Strict disagreements with the views of those that think funding for lifeguards should not be in budgets for national lakeshores and national seashores, in fact all parks with aquatic recreation should be adequately staffed. I know of places where there were traditionally lifeguards in the summer months and are replaced with interpretation displays of water safety. Despite the criticism that lifeguard teams can only effectively manage a couple miles of beach from superintendent Constantine Dillon, perhaps allocating communication and perhaps even mobilizing the lifeguards to respond to aquatic emergencies within the park would add to the efficiency of lifeguards. This method has worked in some NP’s, some state parks and other recreational areas where the real estate is expansive and not easy to cover. There is also the solution of hiring seasonally what we called “beach ambassadors” or aquatic safety information officers. Normally this person works during the seasons of high visitation, informs visitors of aquatic safety precautions, how and when to wear a lifejacket, and actions to survive a rip current and other such pertinent info. These persons have often worked walking the beach and speaking to visitors on a one on one basis. Normally staffed by an SCA internee, a summer college student earning experience, or the camp hosts, or VIP (volunteers in parks). This is an inexpensive way to ad to the proactive approach of aquatic safety within the NPS, and need not be a trained lifeguard. I have received many positive feedback from appreciative visitors regarding this type of information officer.
I know that lifeguards spend a lot of time in preventative actions with park visitors. This activity of informing patrons is so important and does help save lives. Improving the visitor experience is what working for the NPS is really all about. “Knowing is half the battle!” is a motto for the action figure G.I. Joe and it is true that properly informing patrons of the hazards of the park is half the battle.

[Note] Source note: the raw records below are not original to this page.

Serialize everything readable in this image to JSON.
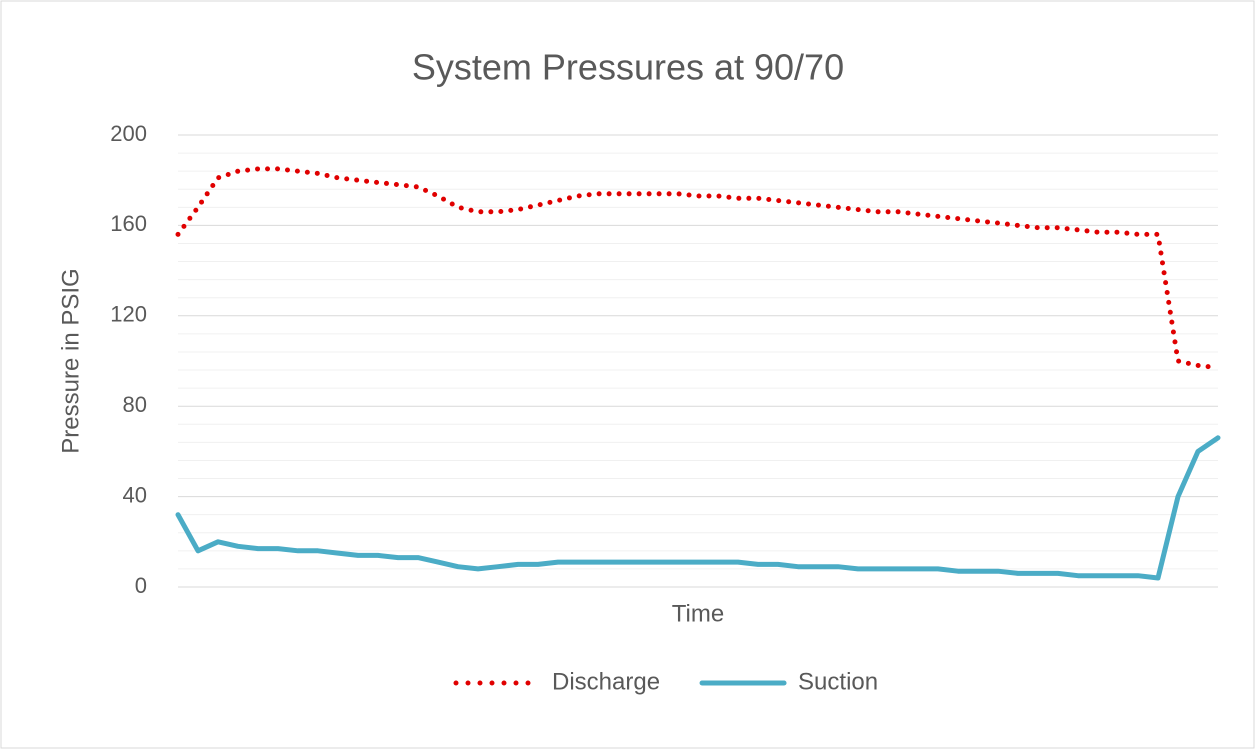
{
  "chart_data": {
    "type": "line",
    "title": "System Pressures at 90/70",
    "xlabel": "Time",
    "ylabel": "Pressure in PSIG",
    "categories": [
      null,
      null,
      null,
      null,
      null,
      null,
      null,
      null,
      null,
      null,
      null,
      null,
      null,
      null,
      null,
      null,
      null,
      null,
      null,
      null,
      null,
      null,
      null,
      null,
      null,
      null,
      null,
      null,
      null,
      null,
      null,
      null,
      null,
      null,
      null,
      null,
      null,
      null,
      null,
      null,
      null,
      null,
      null,
      null,
      null,
      null,
      null,
      null,
      null,
      null,
      null,
      null,
      null
    ],
    "series": [
      {
        "name": "Discharge",
        "color": "#e00000",
        "style": "dotted",
        "values": [
          156,
          168,
          181,
          184,
          185,
          185,
          184,
          183,
          181,
          180,
          179,
          178,
          177,
          173,
          168,
          166,
          166,
          167,
          169,
          171,
          173,
          174,
          174,
          174,
          174,
          174,
          173,
          173,
          172,
          172,
          171,
          170,
          169,
          168,
          167,
          166,
          166,
          165,
          164,
          163,
          162,
          161,
          160,
          159,
          159,
          158,
          157,
          157,
          156,
          156,
          100,
          98,
          97
        ]
      },
      {
        "name": "Suction",
        "color": "#4bacc6",
        "style": "solid",
        "values": [
          32,
          16,
          20,
          18,
          17,
          17,
          16,
          16,
          15,
          14,
          14,
          13,
          13,
          11,
          9,
          8,
          9,
          10,
          10,
          11,
          11,
          11,
          11,
          11,
          11,
          11,
          11,
          11,
          11,
          10,
          10,
          9,
          9,
          9,
          8,
          8,
          8,
          8,
          8,
          7,
          7,
          7,
          6,
          6,
          6,
          5,
          5,
          5,
          5,
          4,
          40,
          60,
          66
        ]
      }
    ],
    "ylim": [
      0,
      200
    ],
    "yticks": [
      0,
      40,
      80,
      120,
      160,
      200
    ],
    "yminorticks": [
      8,
      16,
      24,
      32,
      48,
      56,
      64,
      72,
      88,
      96,
      104,
      112,
      128,
      136,
      144,
      152,
      168,
      176,
      184,
      192
    ],
    "grid": true,
    "legend": "bottom"
  }
}
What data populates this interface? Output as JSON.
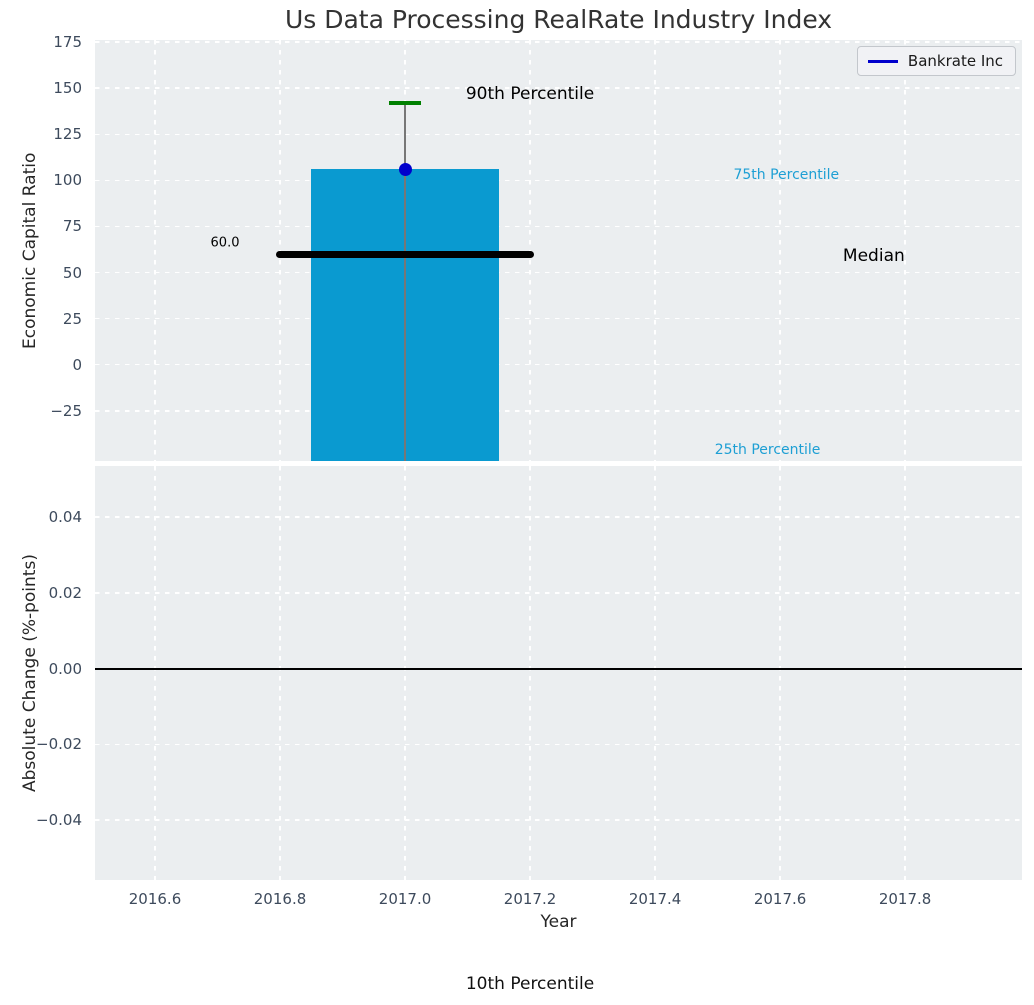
{
  "title": "Us Data Processing RealRate Industry Index",
  "legend": {
    "label": "Bankrate Inc"
  },
  "footer_annotation": "10th Percentile",
  "colors": {
    "figure_bg": "#ffffff",
    "axes_bg": "#ebeef0",
    "grid": "#ffffff",
    "bar": "#0a9ad0",
    "company_marker": "#0000cc",
    "legend_line": "#0000cc",
    "p90_cap": "#008000",
    "error_line": "#777777",
    "median_line": "#000000",
    "zero_line": "#000000",
    "tick_label": "#3d4a5c",
    "axis_label": "#262626",
    "title_color": "#333333",
    "percentile_label": "#1d9fd4",
    "annotation_black": "#000000"
  },
  "chart_data": {
    "type": "bar",
    "title": "Us Data Processing RealRate Industry Index",
    "xlabel": "Year",
    "xlim": [
      2016.504,
      2017.987
    ],
    "xticks": {
      "values": [
        2016.6,
        2016.8,
        2017.0,
        2017.2,
        2017.4,
        2017.6,
        2017.8
      ],
      "labels": [
        "2016.6",
        "2016.8",
        "2017.0",
        "2017.2",
        "2017.4",
        "2017.6",
        "2017.8"
      ]
    },
    "grid": "white dashed gridlines on light gray panel, no spines",
    "legend_position": "upper right",
    "top_panel": {
      "ylabel": "Economic Capital Ratio",
      "ylim": [
        -52.2,
        176.1
      ],
      "yticks": {
        "values": [
          175,
          150,
          125,
          100,
          75,
          50,
          25,
          0,
          -25
        ],
        "labels": [
          "175",
          "150",
          "125",
          "100",
          "75",
          "50",
          "25",
          "0",
          "−25"
        ]
      },
      "bar": {
        "center_x": 2017.0,
        "width_years": 0.3,
        "top_value": 106,
        "bottom": "clipped at axis bottom"
      },
      "company_point": {
        "name": "Bankrate Inc",
        "x": 2017.0,
        "value": 106
      },
      "median": {
        "value": 60.0,
        "label": "60.0",
        "x_start": 2016.8,
        "x_end": 2017.2
      },
      "percentiles": {
        "p90": 142,
        "p75": 106,
        "median": 60.0,
        "p25": "below visible axis (clipped)",
        "p10": "below visible axis (clipped)"
      },
      "error_bar": {
        "x": 2017.0,
        "high": 142,
        "low": "clipped at axis bottom"
      },
      "annotations": [
        {
          "text": "90th Percentile",
          "x": 2017.2,
          "y": 147,
          "color": "black",
          "size": 17
        },
        {
          "text": "75th Percentile",
          "x": 2017.61,
          "y": 103,
          "color": "cyan",
          "size": 14
        },
        {
          "text": "Median",
          "x": 2017.75,
          "y": 59,
          "color": "black",
          "size": 17
        },
        {
          "text": "25th Percentile",
          "x": 2017.58,
          "y": -46,
          "color": "cyan",
          "size": 14
        },
        {
          "text": "60.0",
          "x": 2016.712,
          "y": 66,
          "color": "black",
          "size": 13
        }
      ]
    },
    "bottom_panel": {
      "ylabel": "Absolute Change (%-points)",
      "ylim": [
        -0.0558,
        0.0535
      ],
      "yticks": {
        "values": [
          0.04,
          0.02,
          0.0,
          -0.02,
          -0.04
        ],
        "labels": [
          "0.04",
          "0.02",
          "0.00",
          "−0.02",
          "−0.04"
        ]
      },
      "zero_line_y": 0.0
    }
  }
}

Lifeguards should not be done away with and the response time for rangers to gear up to respond to aquatic emergencies is lengthy. Having L.E. rangers whom are trained in aquatic rescue is a good idea, yet specialization and diversification often are combined within NPS personnel staffing in order to “cover all the bases under financial constraint.” In situations where seconds matter, it is always efficient to have lifeguards on staff at all times in parks where there exists a danger of aquatic hazard. Is a L.E. Ranger or Interp Ranger effectively able to lock a gun in a vehicle, radio dispatch of possible rescue, gather rescue equipment, and entry into water within minutes in order to assist a struggling victim? With a nation that has all the resources to continue preserving the parks from the people and resources and willing people to protect those people from the park, it is eminent that “resourcefulness” be attained in creating a solution to the hazards in the park. Lifeguards are part of this resourcefulness. Expand the scope from which lifeguards can work within the parks and you just might find that you will have some very valuable employees.